Wir leben mit unserer Geschichte und erklären das 20. Jahrhundert zu Afrikas christlichem Jahrhundert. Ihr werdet mir recht geben, daß - obwohl sich die Kirchen der ersten christlichen Jahrhunderte auf die Küsten dieses Kontinents konzentrierten - dieses zu Ende gehende Jahrhundert eine noch stärkere Präsenz des Christentums erlebt hat. Die Kirche ist gewachsen, ja, aber es scheint, daß sich wenig geändert hat seit 1951, als gesagt wurde, daß

"die Kirche evangelikal gewachsen ist, ohne daß es zu einer entsprechenden theologischen, liturgischen und ökonomischen Reife gekommen ist. Diesen 'beklagenswerten Zustand muß mit aller Entschlossenheit begegnet werden.". Es besteht verständlicherweise die Sorge, daß das Christentum als Institution unter dem Druck der politischen und sozialen Veränderungen beginnen könnte, sich vom Kern her aufzulösen, während es an den Rändern noch wächst."(6)
Nun, ehrwürdige Vorfahren, Ihr wißt, daß wir expandieren; es gibt viel mehr Kirchen, viel mehr Missionare aus dem Ausland, viel mehr charismatische Bewegungen und viel mehr Menschen, die bekennen, daß Christus ihr persönlicher Erlöser ist.
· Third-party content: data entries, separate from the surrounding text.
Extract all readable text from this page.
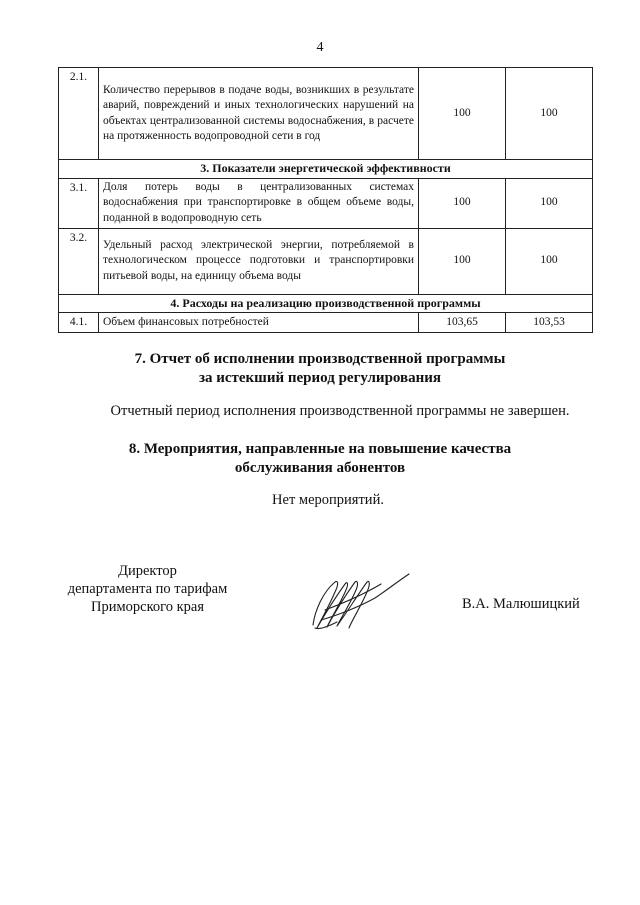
4
2.1.	Количество перерывов в подаче воды, возникших в результате аварий, повреждений и иных технологических нарушений на объектах централизованной системы водоснабжения, в расчете на протяженность водопроводной сети в год	100	100
3. Показатели энергетической эффективности			
3.1.	Доля потерь воды в централизованных системах водоснабжения при транспортировке в общем объеме воды, поданной в водопроводную сеть	100	100
3.2.	Удельный расход электрической энергии, потребляемой в технологическом процессе подготовки и транспортировки питьевой воды, на единицу объема воды	100	100
4. Расходы на реализацию производственной программы			
4.1.	Объем финансовых потребностей	103,65	103,53
7. Отчет об исполнении производственной программы
за истекший период регулирования
Отчетный период исполнения производственной программы не завершен.
8. Мероприятия, направленные на повышение качества
обслуживания абонентов
Нет мероприятий.
Директор
департамента по тарифам
Приморского края	В.А. Малюшицкий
Es gibt viele, die es Christus überlassen, sich mit ihrem Feind, dem Teufel, zu befassen und die Furcht vor einigen von Euch zu zerstreuen, die sie dämonisiert oder zu dämonisieren begonnen haben. Auch wir wollen einen Pfad des Glaubens schaffen, und daran werden wir gläubig arbeiten.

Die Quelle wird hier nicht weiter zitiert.